Comment tirer parti des coûts et des taxes croissants
Lorsqu’il s’agit de réduire les coûts, ces opérateurs peuvent réduire leurs bonus de casino, supprimer certains de leurs jeux et abandonner les jeux de marque plus coûteux ou les jeux avec croupiers en direct, ou ils peuvent faire l’impensable et réduire discrètement les pourcentages de redistribution pour faire face aux taxes sur les jeux de hasard.
Mais les casinos et les bookmakers en ligne sont leurs produits les plus rentables, et si ceux-ci sont trop modifiés, les opérateurs risquent de perdre des clients. Ils préfèrent donc examiner leurs produits alternatifs ou leurs mécanismes opérationnels. Par exemple, Flutter Entertainment (FLUT ) a annoncé l’année dernière qu’il relocaliserait Sky Bet à Malte pour réduire les coûts opérationnels, tout en renforçant son application de jeux Tombola au Royaume-Uni pour renforcer ce secteur. Mais la solution la plus simple pour la plupart de ces opérateurs est de réduire leur empreinte de détail.

Possibles lignes de vie pour les paris de rue
Si les dix prochaines années entraînent une autre réduction des deux tiers, cela laisserait le Royaume-Uni avec seulement environ 3 400 magasins de paris. Ou, si la tendance va plus vite que cela, avec William Hill, BetFred et Ladbrokes Coral fermant un bon 10 % de leurs magasins chaque année, nous pourrions voir l’industrie des magasins de paris du Royaume-Uni réduite à seulement 2 000 magasins ou moins.

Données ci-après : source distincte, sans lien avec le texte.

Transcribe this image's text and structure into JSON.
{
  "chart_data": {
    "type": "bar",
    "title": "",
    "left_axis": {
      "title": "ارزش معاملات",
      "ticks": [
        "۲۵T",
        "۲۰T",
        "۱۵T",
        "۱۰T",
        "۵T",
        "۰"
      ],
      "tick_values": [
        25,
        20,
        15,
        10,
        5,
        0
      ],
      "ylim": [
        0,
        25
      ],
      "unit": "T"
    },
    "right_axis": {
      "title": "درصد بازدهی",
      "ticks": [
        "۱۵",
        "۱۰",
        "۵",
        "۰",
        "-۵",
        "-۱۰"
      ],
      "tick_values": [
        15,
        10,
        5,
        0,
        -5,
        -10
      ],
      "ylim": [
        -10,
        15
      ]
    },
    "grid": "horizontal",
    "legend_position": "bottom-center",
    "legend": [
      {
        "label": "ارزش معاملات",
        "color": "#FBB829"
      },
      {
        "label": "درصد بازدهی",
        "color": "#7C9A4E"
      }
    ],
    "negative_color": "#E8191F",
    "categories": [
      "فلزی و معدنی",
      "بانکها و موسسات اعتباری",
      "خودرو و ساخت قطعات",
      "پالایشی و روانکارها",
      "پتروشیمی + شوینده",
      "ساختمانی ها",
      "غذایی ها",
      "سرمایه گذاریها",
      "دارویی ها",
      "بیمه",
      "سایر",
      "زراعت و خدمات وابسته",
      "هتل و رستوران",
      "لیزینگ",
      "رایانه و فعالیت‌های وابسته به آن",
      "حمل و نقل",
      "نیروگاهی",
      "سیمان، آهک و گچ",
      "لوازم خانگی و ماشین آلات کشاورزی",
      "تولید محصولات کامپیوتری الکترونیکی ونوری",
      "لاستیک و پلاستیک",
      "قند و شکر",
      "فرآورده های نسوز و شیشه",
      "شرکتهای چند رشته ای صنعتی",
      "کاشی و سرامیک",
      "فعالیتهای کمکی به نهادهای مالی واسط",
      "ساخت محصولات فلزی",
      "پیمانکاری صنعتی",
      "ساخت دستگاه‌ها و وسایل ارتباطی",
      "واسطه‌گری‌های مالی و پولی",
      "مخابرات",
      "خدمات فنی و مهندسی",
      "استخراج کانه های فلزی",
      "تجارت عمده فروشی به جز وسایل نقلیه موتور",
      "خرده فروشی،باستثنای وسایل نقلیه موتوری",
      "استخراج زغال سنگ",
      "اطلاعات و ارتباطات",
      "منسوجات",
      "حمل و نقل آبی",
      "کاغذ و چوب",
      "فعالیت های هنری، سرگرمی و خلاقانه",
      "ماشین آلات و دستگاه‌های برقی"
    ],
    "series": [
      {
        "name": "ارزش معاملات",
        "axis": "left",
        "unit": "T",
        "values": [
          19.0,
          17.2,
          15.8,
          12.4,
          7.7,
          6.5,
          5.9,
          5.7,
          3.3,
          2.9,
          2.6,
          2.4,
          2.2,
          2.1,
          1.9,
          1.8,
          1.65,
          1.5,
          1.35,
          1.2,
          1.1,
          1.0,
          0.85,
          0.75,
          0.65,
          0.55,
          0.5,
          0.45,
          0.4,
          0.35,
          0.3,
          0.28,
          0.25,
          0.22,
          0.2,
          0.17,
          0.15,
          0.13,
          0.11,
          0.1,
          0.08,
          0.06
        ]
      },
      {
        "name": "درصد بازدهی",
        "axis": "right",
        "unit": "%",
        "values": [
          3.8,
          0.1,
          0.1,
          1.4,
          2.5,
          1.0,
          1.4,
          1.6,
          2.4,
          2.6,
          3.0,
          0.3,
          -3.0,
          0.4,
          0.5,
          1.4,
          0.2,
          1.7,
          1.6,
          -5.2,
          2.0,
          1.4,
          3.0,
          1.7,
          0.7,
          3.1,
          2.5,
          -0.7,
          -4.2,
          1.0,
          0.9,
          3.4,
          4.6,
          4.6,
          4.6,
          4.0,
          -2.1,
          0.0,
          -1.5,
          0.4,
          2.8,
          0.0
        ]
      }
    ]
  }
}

Mais BoyleSports s’est discrètement imposé comme un outsider de l’industrie. Ce bookmaker a augmenté son nombre de magasins de paris à travers le Royaume-Uni et se situe maintenant derrière LadBrokes Coral (~2 600), William Hill (~1 200), BetFred (~1 150) et Paddy Power (~560) avec environ 390 magasins. BoyleSports continue d’investir dans le secteur de détail avec une confiance qui est plutôt rafraîchissante.
Il se peut que ce ne soit pas tout à fait sombre pour cette industrie. Il se peut que ce soit simplement une période de transition, au cours de laquelle les petits établissements classiques avec des machines FOBT et les billet de loterie occasionnels sont lentement remplacés par quelque chose de nouveau. Potentiellement, en prenant une feuille de livre de Vegas, ils pourraient regarder la création de salles de visionnement de sports, avec des restaurants, des écrans mur à mur, et attirer les fans de sports non seulement pour faire des paris, mais aussi pour s’asseoir et profiter de l’expérience classique de paris sportifs américains.